Construction is underway at a site near Bayview Avenue and Finch Avenue East in Toronto on a uniquely shaped school that curves and encloses an internalized courtyard.
Designed by ZAS Architects Inc., the new St. Joseph Morrow Park Catholic Secondary School is being built for the Toronto Catholic District School Board (TCDSB) by Bondfield Construction Company Ltd.
The estimated construction cost is $28 million. Completion is scheduled for January 2020. The project team includes consulting structural, mechanical and electrical engineers WSP.
“This is a highly anticipated project that will bring a state-of-the-art facility to the students and families in this school community,” said Ward 7 Trustee Michael Del Grande.
“The new space will allow students to embrace a 21st century learning experience.”
The three-storey, 100,000-square-foot school is situated at the south end of a long and narrow site that is flanked by private residences.
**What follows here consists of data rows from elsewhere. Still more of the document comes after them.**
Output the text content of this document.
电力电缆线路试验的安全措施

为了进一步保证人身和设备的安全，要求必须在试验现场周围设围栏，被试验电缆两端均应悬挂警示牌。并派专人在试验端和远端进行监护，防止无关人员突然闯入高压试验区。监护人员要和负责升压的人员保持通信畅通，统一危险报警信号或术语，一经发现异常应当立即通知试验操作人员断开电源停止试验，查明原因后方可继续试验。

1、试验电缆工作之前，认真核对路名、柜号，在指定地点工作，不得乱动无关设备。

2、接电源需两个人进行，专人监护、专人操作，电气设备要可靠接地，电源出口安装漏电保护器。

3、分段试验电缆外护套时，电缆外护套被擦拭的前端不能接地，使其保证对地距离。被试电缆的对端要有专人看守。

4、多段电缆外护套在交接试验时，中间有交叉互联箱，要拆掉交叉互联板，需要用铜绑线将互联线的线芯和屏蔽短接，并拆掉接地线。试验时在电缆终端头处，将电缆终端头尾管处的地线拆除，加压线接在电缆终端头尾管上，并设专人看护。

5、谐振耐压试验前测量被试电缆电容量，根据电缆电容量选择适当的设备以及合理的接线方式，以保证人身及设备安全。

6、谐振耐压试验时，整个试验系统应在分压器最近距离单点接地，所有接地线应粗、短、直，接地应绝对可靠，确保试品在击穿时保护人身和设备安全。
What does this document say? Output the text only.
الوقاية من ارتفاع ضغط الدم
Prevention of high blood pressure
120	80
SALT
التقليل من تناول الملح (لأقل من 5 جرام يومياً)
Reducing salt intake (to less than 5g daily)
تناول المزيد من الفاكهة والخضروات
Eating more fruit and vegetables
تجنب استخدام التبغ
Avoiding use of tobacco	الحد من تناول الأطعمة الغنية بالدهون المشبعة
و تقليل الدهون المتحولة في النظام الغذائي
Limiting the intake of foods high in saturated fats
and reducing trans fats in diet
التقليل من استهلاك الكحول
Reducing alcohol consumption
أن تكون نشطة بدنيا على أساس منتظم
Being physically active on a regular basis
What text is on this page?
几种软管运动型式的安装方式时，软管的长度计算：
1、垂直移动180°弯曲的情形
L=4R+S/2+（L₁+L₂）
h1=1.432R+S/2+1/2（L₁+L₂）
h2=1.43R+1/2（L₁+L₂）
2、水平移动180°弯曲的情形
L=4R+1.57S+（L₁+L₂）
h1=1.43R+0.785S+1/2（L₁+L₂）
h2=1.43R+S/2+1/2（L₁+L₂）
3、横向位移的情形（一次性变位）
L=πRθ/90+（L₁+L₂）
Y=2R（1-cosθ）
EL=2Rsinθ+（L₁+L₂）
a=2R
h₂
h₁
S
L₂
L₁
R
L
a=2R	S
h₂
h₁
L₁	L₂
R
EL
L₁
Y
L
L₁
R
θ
Some townhouses were demolished to accommodate construction.
Primary building materials are a concrete and steel structure, brick and aluminum panel exterior and concrete block partitions.
The school’s academic and administrative block is configured in an L-shape around a central courtyard.
Immediately adjacent to the courtyard are the majority of public student spaces — a cafeteria, gymnasium, library and a private chapel.
The atrium and gym are topped with two large green roofs.
The interior design treats each wing as a zone, using colour to co-ordinate between areas, ZAS said.
Given the need for a full playing field and parking, the school board opted to add a 93-spot parking structure underground.
This allowed the site to remain open, both for student use as well as the community.
From a construction perspective, the project is not expected to pose any major challenges — aside from the inclusion of underground parking, said Deborah Friesen, acting executive superintendent, facilities services at the TCDSB.
She said the school board received funding approval from the Ministry of Education in November 2010.
A requirement from the city to widen Cummer Avenue and provide other off-site improvements added to the complexity of the project “and therefore added time to the approvals process.”
Friesen said construction of the new school was prompted by the fact students are currently housed in a leased facility, which has been sold.
The TCDSB educates close to 92,000 students in 195 Catholic elementary and second schools.